Machine indicator register MIS
Register MIS stores a number of indicators required for use internally by the micro-program control operative over leads SIμCS. Only five of these indicators are of significance to the present invention. These indicators are (i) a first attempt indicator (ii) a fault administrative indicator (iii) a second fault indicator (iv) a common fault indicator and (v) an internal parity indicator.
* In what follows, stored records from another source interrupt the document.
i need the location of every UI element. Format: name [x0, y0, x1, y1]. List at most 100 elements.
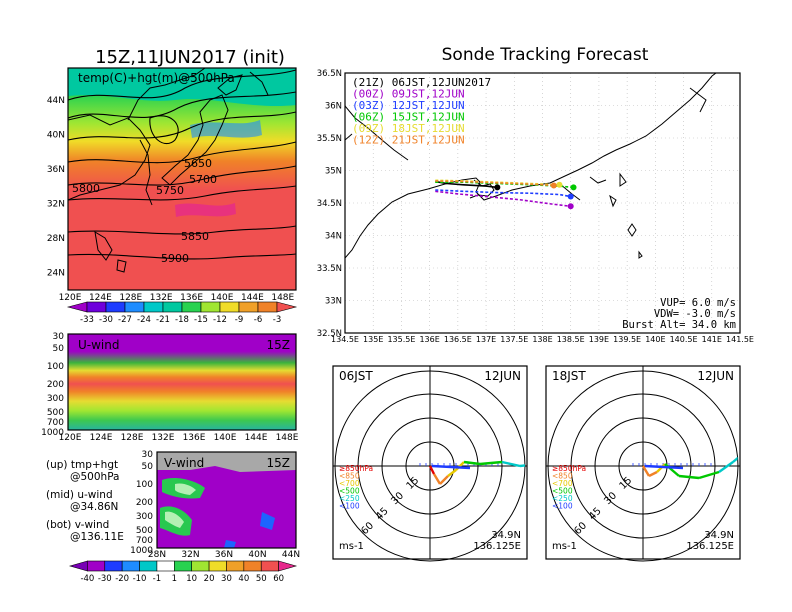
vwind-x-tick: 44N	[282, 550, 300, 560]
tracking-title: Sonde Tracking Forecast	[442, 45, 649, 65]
tracking-y-tick: 35N	[325, 167, 342, 177]
colorbar-tick: -3	[273, 315, 281, 325]
colorbar-cell	[139, 560, 158, 572]
track-end-point	[494, 184, 501, 191]
tracking-legend-entry: (09Z) 18JST,12JUN	[352, 122, 465, 135]
colorbar-tick: -40	[80, 574, 94, 584]
track-end-point	[567, 203, 574, 210]
colorbar-cell	[181, 301, 202, 313]
uwind-y-tick: 500	[47, 408, 64, 418]
hodograph-lat: 34.9N	[704, 530, 734, 541]
hodograph-pressure-legend: <100	[552, 502, 573, 511]
uwind-time: 15Z	[267, 338, 291, 352]
tracking-x-tick: 134.5E	[331, 335, 359, 344]
tracking-legend-entry: (03Z) 12JST,12JUN	[352, 99, 465, 112]
hodograph-trace	[463, 460, 481, 466]
colorbar-tick: -18	[175, 315, 189, 325]
hodograph-trace	[648, 470, 658, 478]
hodograph-pressure-legend: <250	[339, 494, 360, 503]
uwind-y-tick: 700	[47, 418, 64, 428]
tracking-legend-entry: (12Z) 21JST,12JUN	[352, 134, 465, 147]
map-500hpa: temp(C)+hgt(m)@500hPa 5650 5700 5750 5800 58…	[47, 67, 298, 325]
tracking-x-tick: 139.5E	[613, 335, 641, 344]
track-line	[435, 190, 571, 208]
colorbar-cell	[260, 560, 279, 572]
contour-label: 5850	[181, 230, 209, 243]
tracking-legend-entry: (21Z) 06JST,12JUN2017	[352, 76, 491, 89]
colorbar-tick: 30	[221, 574, 232, 584]
tracking-legend-entry: (00Z) 09JST,12JUN	[352, 88, 465, 101]
map500-x-tick: 120E	[59, 293, 82, 303]
map500-y-tick: 32N	[47, 200, 65, 210]
contour-label: 5900	[161, 252, 189, 265]
uwind-y-tick: 1000	[41, 428, 64, 438]
colorbar-cell	[208, 560, 227, 572]
tracking-x-tick: 137.5E	[500, 335, 528, 344]
vwind-y-tick: 200	[136, 498, 153, 508]
panel-notes: (up) tmp+hgt@500hPa (mid) u-wind@34.86N (b…	[46, 459, 124, 543]
hodograph-trace	[745, 442, 751, 452]
map500-y-tick: 40N	[47, 131, 65, 141]
hodograph-pressure-legend: <500	[552, 487, 573, 496]
contour-label: 5800	[72, 182, 100, 195]
map500-y-tick: 44N	[47, 96, 65, 106]
uwind-x-tick: 132E	[152, 433, 175, 443]
burst-readout: Burst Alt= 34.0 km	[622, 319, 736, 331]
tracking-y-tick: 33N	[325, 297, 342, 307]
track-end-point	[570, 184, 577, 191]
vwind-y-tick: 1000	[130, 546, 153, 556]
colorbar-cell	[86, 301, 107, 313]
uwind-y-tick: 300	[47, 394, 64, 404]
hodograph-trace	[644, 464, 684, 470]
hodograph-unit: ms-1	[339, 541, 364, 552]
hodograph-unit: ms-1	[552, 541, 577, 552]
colorbar-cell	[238, 301, 259, 313]
colorbar-cell	[66, 301, 88, 313]
map500-x-tick: 128E	[119, 293, 142, 303]
map500-x-tick: 132E	[150, 293, 173, 303]
colorbar-cell	[276, 301, 298, 313]
coastlines	[67, 67, 269, 273]
vdw-readout: VDW= -3.0 m/s	[654, 308, 736, 320]
colorbar-tick: -12	[213, 315, 227, 325]
map500-x-tick: 136E	[180, 293, 203, 303]
vwind-y-tick: 500	[136, 526, 153, 536]
tracking-map: (21Z) 06JST,12JUN2017(00Z) 09JST,12JUN(0…	[317, 69, 754, 344]
uwind-x-tick: 128E	[121, 433, 144, 443]
hodograph-trace	[428, 465, 436, 475]
hodograph-trace	[432, 473, 442, 485]
hodograph-trace	[447, 469, 457, 477]
hodograph-date: 12JUN	[697, 369, 734, 383]
colorbar-cell	[124, 301, 145, 313]
hodograph-lat: 34.9N	[491, 530, 521, 541]
tracking-x-tick: 135.5E	[387, 335, 415, 344]
track-end-point	[556, 181, 563, 188]
colorbar-tick: -10	[133, 574, 147, 584]
map500-y-tick: 24N	[47, 269, 65, 279]
colorbar-cell	[68, 560, 88, 572]
vwind-x-tick: 36N	[215, 550, 233, 560]
colorbar-cell	[143, 301, 164, 313]
hodograph-trace	[455, 461, 465, 471]
tracking-x-tick: 136E	[419, 335, 439, 344]
uwind-label: U-wind	[78, 338, 119, 352]
map500-label: temp(C)+hgt(m)@500hPa	[78, 71, 235, 85]
colorbar-cell	[87, 560, 106, 572]
colorbar-tick: -30	[99, 315, 113, 325]
hodograph-trace	[732, 451, 738, 463]
tracking-y-tick: 32.5N	[317, 329, 342, 339]
tracking-x-tick: 140.5E	[670, 335, 698, 344]
main-title: 15Z,11JUN2017 (init)	[95, 47, 285, 68]
hodograph-pressure-legend: <250	[552, 494, 573, 503]
track-line	[435, 189, 571, 198]
colorbar-cell	[191, 560, 210, 572]
tracking-x-tick: 138E	[532, 335, 552, 344]
uwind-y-tick: 200	[47, 380, 64, 390]
colorbar-cell	[156, 560, 175, 572]
tracking-x-tick: 141.5E	[726, 335, 754, 344]
vwind-x-tick: 40N	[248, 550, 266, 560]
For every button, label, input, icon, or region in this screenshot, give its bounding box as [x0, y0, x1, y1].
The significance of these indicators will be seen from the following description of the operation of the processor module when a fault interrupt occurs.
FAULT INTERRUPT OPERATION
The sequences of operation performed by the processor module when a fault indicator is set will now be described with reference to FIGG. 2a and 2b together with FIG. 5.
Step SO (CFI SET) of FIG. 5 is the entry step into the fault interrupt micro-program and it indicates that the common fault indicator (CFI) in the secondary indicator register MIS (FIG. 2a) has been set and its set state has been communicated, over the relevant one of leads ICS to the micro-program control unit μPROG. The setting of any of bits 5 to 14 of the primary indicator register MIP causes the common fault indicator of register MIS to be set over lead F. Regardless of all other current conditions the activation of the common fault indicator causes the fault interrupt micro-program to be commenced.
The following description will be sectionalised under the steps of FIG. 5 however, many and frquency references to other figures of the drawings will be made.
S1 -- f.a.t. set
The micro-program control μPROG tests the state of the first attempt indicator (F.A.T.) in the secondary indicator register MIS (by interrogation of the relevant ICS lead) to see if it is set.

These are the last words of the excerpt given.